The world we’re living in has apparently forgotten what masculinity is, with viral concepts presenting a “hyper-macho” version of it that shuts down any chance for boys to understand & become true gentlemen, all under the guise of concerns with ‘toxicity’.
An idea of toxic masculinity, loneliness, fear of getting cancelled, feelings of isolation, low self-worth, feeling unattractive were just a few things that we see Jamie struggling with. And you thought the identity crisis kicked off at the age of 20?
Inside the Mind of a Young Killer

We get a closer look at this through the eyes of Briony Ariston (Erin Doherty), a psychologist in the third episode. She questions him about his views on women, his father, his anger, and sexual encounters at his age. During this exchange, we see Jamie go from a kind, innocent boy into a brooding, wrathful teen real quick. He even negs her with mimicry and offensive name-calling as a way to impress her.
Why? Well, the makers have admitted that “he’s using whatever he’s been taught online to try to control the situation”.

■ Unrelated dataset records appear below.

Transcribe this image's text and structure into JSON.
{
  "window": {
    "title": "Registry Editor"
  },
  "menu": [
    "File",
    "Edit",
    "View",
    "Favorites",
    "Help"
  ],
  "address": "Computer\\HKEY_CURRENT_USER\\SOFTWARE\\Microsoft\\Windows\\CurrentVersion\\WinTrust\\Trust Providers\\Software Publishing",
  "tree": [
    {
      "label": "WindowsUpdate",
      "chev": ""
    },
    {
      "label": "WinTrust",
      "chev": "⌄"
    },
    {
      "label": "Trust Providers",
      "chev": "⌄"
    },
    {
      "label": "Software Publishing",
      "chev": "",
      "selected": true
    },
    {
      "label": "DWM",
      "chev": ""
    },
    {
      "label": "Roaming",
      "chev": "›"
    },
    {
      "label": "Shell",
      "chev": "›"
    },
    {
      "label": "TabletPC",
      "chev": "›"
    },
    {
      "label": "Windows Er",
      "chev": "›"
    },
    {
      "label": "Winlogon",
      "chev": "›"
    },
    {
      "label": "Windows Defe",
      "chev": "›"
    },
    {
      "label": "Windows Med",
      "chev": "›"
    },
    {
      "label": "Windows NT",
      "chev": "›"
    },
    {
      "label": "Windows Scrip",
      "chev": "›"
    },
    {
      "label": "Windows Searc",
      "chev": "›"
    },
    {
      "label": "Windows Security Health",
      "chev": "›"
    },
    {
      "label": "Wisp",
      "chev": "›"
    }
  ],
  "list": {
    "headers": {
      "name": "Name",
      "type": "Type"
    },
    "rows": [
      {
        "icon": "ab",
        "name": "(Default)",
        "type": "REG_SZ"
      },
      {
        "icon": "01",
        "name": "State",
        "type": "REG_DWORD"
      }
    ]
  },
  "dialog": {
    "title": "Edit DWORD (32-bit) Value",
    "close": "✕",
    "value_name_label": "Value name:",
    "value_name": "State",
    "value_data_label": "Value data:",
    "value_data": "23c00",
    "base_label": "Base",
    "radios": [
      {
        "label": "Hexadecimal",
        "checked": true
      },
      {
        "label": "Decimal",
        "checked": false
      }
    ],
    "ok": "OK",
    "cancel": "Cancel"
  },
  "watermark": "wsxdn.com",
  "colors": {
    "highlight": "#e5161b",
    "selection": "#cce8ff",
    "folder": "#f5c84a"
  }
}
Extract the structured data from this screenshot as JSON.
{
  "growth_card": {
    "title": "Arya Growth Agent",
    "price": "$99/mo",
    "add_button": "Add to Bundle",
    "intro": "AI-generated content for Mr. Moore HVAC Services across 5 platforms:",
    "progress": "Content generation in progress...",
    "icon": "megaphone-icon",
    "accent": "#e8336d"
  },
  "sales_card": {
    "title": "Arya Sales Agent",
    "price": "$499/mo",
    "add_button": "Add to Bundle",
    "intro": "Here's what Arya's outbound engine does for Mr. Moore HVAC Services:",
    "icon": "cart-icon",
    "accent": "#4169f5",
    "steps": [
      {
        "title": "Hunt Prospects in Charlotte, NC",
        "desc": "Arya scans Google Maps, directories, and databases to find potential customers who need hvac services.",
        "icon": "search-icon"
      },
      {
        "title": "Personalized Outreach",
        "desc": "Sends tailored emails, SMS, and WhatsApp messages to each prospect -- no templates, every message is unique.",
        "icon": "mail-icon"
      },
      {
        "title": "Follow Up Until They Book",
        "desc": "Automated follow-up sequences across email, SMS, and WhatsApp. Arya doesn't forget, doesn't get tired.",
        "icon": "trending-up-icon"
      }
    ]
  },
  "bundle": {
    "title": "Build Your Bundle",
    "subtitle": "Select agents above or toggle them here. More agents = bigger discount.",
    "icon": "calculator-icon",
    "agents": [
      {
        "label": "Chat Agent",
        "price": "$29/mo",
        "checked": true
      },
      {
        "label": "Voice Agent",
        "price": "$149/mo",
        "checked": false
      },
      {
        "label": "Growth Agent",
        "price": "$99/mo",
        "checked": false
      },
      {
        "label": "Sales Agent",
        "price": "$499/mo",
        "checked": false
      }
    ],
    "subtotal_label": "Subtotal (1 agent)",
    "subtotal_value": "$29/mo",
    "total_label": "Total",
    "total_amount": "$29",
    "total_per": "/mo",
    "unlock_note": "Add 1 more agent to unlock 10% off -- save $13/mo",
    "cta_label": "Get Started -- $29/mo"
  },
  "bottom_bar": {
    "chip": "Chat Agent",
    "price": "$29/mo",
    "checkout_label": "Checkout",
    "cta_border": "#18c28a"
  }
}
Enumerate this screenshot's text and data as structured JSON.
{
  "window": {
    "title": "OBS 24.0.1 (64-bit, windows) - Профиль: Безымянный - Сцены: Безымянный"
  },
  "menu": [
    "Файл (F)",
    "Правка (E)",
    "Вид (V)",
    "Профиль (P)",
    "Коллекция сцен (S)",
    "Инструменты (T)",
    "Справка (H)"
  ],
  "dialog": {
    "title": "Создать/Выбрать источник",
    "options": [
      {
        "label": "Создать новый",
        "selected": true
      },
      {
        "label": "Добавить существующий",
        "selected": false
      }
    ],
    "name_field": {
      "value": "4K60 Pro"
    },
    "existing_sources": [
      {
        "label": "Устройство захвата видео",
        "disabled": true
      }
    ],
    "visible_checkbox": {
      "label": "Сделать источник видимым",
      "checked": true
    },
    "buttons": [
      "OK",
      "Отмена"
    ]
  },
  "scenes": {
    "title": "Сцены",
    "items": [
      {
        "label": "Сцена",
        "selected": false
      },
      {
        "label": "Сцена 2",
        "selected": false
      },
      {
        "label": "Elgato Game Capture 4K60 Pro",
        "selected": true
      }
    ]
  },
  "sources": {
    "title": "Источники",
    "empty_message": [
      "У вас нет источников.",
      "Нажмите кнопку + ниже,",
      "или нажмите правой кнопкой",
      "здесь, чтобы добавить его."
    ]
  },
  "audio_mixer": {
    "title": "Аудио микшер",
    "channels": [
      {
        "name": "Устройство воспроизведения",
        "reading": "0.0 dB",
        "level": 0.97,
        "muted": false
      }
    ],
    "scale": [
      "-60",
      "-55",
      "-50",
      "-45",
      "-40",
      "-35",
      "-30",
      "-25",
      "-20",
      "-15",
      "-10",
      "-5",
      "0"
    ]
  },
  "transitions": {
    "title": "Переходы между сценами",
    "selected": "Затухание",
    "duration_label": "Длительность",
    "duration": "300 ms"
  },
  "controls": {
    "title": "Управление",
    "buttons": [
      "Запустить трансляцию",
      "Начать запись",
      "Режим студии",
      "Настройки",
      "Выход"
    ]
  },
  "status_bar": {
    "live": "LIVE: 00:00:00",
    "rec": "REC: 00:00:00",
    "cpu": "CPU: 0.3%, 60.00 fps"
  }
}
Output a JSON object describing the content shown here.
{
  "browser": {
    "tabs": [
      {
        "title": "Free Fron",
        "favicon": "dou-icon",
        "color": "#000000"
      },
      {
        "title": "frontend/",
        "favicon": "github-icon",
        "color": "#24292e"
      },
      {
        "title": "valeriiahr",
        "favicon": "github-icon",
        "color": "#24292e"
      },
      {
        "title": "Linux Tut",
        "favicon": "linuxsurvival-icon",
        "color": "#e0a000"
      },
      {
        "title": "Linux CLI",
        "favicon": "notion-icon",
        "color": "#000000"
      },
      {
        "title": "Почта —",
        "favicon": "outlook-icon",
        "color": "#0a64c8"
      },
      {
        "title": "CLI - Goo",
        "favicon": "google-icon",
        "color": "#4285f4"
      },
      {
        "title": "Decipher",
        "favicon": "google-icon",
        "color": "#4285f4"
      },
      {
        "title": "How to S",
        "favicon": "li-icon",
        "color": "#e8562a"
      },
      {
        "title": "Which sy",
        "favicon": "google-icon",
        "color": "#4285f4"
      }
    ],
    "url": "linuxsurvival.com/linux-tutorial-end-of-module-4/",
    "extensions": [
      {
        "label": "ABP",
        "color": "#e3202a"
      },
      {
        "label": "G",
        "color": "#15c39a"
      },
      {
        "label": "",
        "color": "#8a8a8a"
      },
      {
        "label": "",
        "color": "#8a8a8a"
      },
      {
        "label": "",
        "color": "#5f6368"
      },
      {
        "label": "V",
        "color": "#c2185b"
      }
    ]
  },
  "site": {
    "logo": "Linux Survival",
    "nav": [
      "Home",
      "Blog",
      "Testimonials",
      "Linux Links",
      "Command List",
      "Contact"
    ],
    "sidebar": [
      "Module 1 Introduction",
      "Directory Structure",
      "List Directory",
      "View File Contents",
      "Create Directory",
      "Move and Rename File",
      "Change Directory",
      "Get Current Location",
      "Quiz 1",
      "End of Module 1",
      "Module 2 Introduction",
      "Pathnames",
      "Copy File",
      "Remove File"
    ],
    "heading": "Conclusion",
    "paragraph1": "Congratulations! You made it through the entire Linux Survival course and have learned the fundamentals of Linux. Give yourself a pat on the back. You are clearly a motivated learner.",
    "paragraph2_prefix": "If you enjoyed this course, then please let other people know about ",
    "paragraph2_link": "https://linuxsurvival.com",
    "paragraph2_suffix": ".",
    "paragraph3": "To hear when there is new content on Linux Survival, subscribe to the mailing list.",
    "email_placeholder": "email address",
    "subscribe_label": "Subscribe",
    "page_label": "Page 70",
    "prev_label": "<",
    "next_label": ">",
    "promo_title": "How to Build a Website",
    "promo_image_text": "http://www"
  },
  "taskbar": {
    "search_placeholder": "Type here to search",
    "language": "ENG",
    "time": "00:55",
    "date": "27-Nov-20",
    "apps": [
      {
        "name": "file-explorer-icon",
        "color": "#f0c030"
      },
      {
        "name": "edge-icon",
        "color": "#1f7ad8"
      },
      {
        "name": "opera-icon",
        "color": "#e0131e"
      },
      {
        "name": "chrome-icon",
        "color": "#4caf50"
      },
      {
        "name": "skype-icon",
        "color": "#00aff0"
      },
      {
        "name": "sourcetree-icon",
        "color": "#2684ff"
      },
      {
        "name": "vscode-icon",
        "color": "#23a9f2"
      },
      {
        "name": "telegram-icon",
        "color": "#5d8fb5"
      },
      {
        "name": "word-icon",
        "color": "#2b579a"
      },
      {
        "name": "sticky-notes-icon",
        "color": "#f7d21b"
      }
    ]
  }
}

He also tries to blend and balance the traditional expectations of his father’s generations with the modern messaging floating around him.
The Parents’ Painful Realization

It’s the final episode that is the most jarring, where we see Jamie’s parents struggling to understand what played a part in creating the “devil” their son had become.
“He was in his room, wasn’t he? We thought he was safe”? Perhaps he wasn’t.
They go over details of how Jamie would lock himself in his room for hours with the screen, isolated from the real world. They’re slowly accepting the grim reality, and a pivotal moment in the final episode shatters all their hope that they had been holding on to.
Ask yourself. Is the internet to be blamed for creating monsters out of young minds? Is it those few guys making videos to get viral? Was it the casual bullying? Or just allowing your kid unrestrained access to the internet?
Perhaps there’s no simple answer. The discomfort Adolescence creates isn’t from its fictional horror but it’s undeniable truth. While we’re debating screen time limits and content filters, our children are silently absorbing worldviews that could fundamentally alter who they become. The most terrifying aspect of Jamie’s story isn’t that it’s shocking, it’s that it’s plausible. Behind closed bedroom doors across the world, countless versions of this story are unfolding in real-time, most thankfully without the fatal conclusion. But all changing young lives forever.